Dating back to the 3,200s B.C., hats have had various styles throughout history. Rahmi M. Koç Museum offers visitors the chance to discover the evolution of hats between 1890 and 1970.
Coco Chanel once said, "Fashion fades, only style remains the same." Marie Curie suggested that we should be less curious about people, and more curious about ideas. Sabiha Gökçen was one of the first female pilots of Turkey and first female fighter pilot in the world. These strong women, who left their trace in world history, expressed themselves with their different hats.

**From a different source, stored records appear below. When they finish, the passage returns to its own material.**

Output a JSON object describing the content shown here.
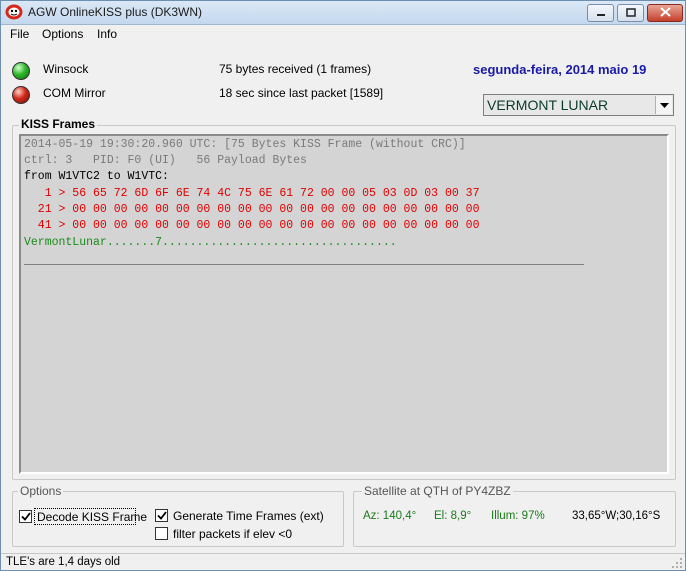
{
  "window": {
    "title": "AGW OnlineKISS plus (DK3WN)"
  },
  "menu": {
    "items": [
      "File",
      "Options",
      "Info"
    ]
  },
  "status": {
    "winsock_label": "Winsock",
    "com_label": "COM Mirror",
    "received": "75 bytes received (1 frames)",
    "since_last": "18 sec since last packet [1589]",
    "date": "segunda-feira, 2014 maio 19"
  },
  "satellite_select": {
    "value": "VERMONT LUNAR"
  },
  "kiss": {
    "title": "KISS Frames",
    "lines": [
      "2014-05-19 19:30:20.960 UTC: [75 Bytes KISS Frame (without CRC)]",
      "ctrl: 3   PID: F0 (UI)   56 Payload Bytes",
      "from W1VTC2 to W1VTC:",
      "   1 > 56 65 72 6D 6F 6E 74 4C 75 6E 61 72 00 00 05 03 0D 03 00 37",
      "  21 > 00 00 00 00 00 00 00 00 00 00 00 00 00 00 00 00 00 00 00 00",
      "  41 > 00 00 00 00 00 00 00 00 00 00 00 00 00 00 00 00 00 00 00 00",
      "VermontLunar.......7.................................."
    ]
  },
  "options": {
    "title": "Options",
    "decode_label": "Decode KISS Frame",
    "decode_checked": true,
    "generate_label": "Generate Time Frames (ext)",
    "generate_checked": true,
    "filter_label": "filter packets if elev <0",
    "filter_checked": false
  },
  "satellite": {
    "title": "Satellite at QTH of PY4ZBZ",
    "az": "Az: 140,4°",
    "el": "El: 8,9°",
    "illum": "Illum: 97%",
    "coords": "33,65°W;30,16°S"
  },
  "statusbar": {
    "text": "TLE's are 1,4 days old"
  },
  "colors": {
    "date_blue": "#1a1aa8",
    "hex_red": "#e00000",
    "ascii_green": "#1a8a1a",
    "header_gray": "#7a7a7a"
  }
}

The oldest depiction of the use of hats dates back to the 3,200s B.C. in Egypt. It is known that men used to wear feathers on their heads and kings used to have a piece of cloth on their crowns or wigs. Some 200 years later, it was observed that the Minoans, who lived on the island of Crete, wore long and spiked caps. Only wealthy people used to wear hats in the Ancient Roman Empire, but hats became a religious symbol between the 11th and 18th centuries. After the 18th century, it was used as an accessory and a symbol of status. Rahmi M. Koç Museum hosts the most popular hats used between 1890 and 1970 in its hat collection. It includes cocktail hats with feathers, lace, beads and artificial flowers; bell-shaped hats that left their mark on the 1920s; asymmetric hats that were commonly used in the 1930s and 1940s as well as straw hats, other caps and wool caps that are peculiar to the 1950s and 1960s.
Hats, whose production became an art form from the 18th century onward, are irreplaceable accessories for many people. Rahmi M. Koç Museum welcomes visitors curious about the history of hats, which proves that "Fashion fades, only style remains the same." The collection was donated to the museum by Yasemin Genç Uygur.